Cosmetic reforms will not do, Emir tells US-Islamic forum
Web posted at: 4/11/2005 7:20:55
Source ::: The Peninsula
The Emir H H Sheikh Hamad bin Khalifa Al Thani addressing the US-Islamic World Forum at the Doha Sheraton yesterday.
DOHA: The dialogue between the US and the Islamic world on democracy should be an issue of agreement and not contention and an issue that binds the two sides instead of tearing them apart, the Emir H H Sheikh Hamad bin Khalifa Al Thani said here yesterday.
He was inaugurating the US-Islamic World Forum at the Doha Sheraton yesterday. The three-day conference, attended by a host of luminaries from the Islamic world and the US aims to promote peaceful relations between the US and the Islamic world and encourage dialogue on key issues concerning the region.
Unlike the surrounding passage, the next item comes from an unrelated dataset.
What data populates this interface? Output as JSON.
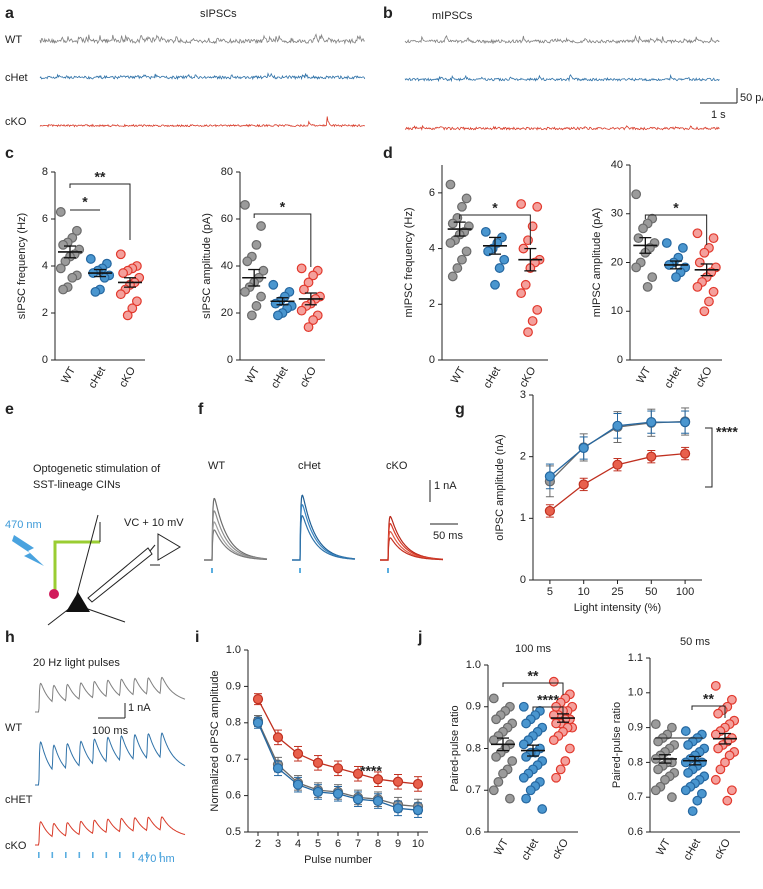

Speakers at the opening session also included Martin Indyk, director, Saban Center for Middle East Policy at the Brookings Institution, Shibley Telhami, professor, University of Maryland and Senior Fellow at the Saban Center, James Steinberg, director of Foreign Policy Studies, Brookings Institution, Sadig al-Mahdi, president, National Umma Party and former prime minister of Sudan and Saad Eddin Ibrahim, chairman, Ibn Khaldoun Center for Development Studies.
On the US- Islamic world relations, the Emir said : “The dialogue between the two parties on democracy needs to be an issue of agreement and not contention, an issue that binds and not disunites, specially when in a number of experiences of democratic transformation in our Islamic world, from Afghanistan to Palestine and Iraq, the sound of weapons got mixed with the votes of electors in varying degrees to the extent of leaving a gap in assessments not only between the American and Islamic sides but also within each one of them, regarding the ideal way the outside world could help in democracy building.”
He noted that if there was a minority within the Islamic world who would like to urge the outside world to put strong pressure for democracy, there were others who were averse to such pressures but yet wanted democracy without any external influence.
“When the Islamic world sees the American attention to democracy after being affected by the September 11 events, it wonders in some of its parts whether this interest is an expression of a stance by an administration or whether it embodies complete change in the position of a state. Perhaps this is the question why the reform efforts in those parts of the Islamic world are still slack, and had to start after September 11, and are still betting on the time factor, and that some slight changes could do for the time being,” the Emir said.
“This requires of the USA and the Islamic countries to arrive through dialogue at a point of transparency where any obscurity is clarified regarding the future of an unprecedented experience for political transformation that has begun and must be completed, so that the Muslim peoples, who are the prime persons concerned with reform can be assured that their hopes will not be betrayed due to changes that might take place in the balance of interests, and that their wide expectations can no longer be rewarded with some limited cosmetic changes,” he added.
The Emir noted that there was another vital issue that needed to be addressed, that would produce significantly improve relations between the two sides. “An observer of the Islamic world, in heart or peripheries, can see burning hotbeds of tension and acute problems that affect the national security and territorial integrity of a number of its countries, the regional and international complications of which have often gone beyond those narrow boundaries where those problems started.
“The stability and prosperity of the Islamic world, which constitutes a huge block of land where about 27 per cent of the world’s population lives, and which has abundant resources, must mean a lot to the world. That is why I think that part of the American Islamic dialogue must be directed to find means of easing the tension in those hotbeds and helping Muslim countries, the preservation of whose national integration represents a cornerstone in regional stability in more than one place, especially since the USA had in the last few years, either entered or got near to the core of the most complicated developments in them,” he said.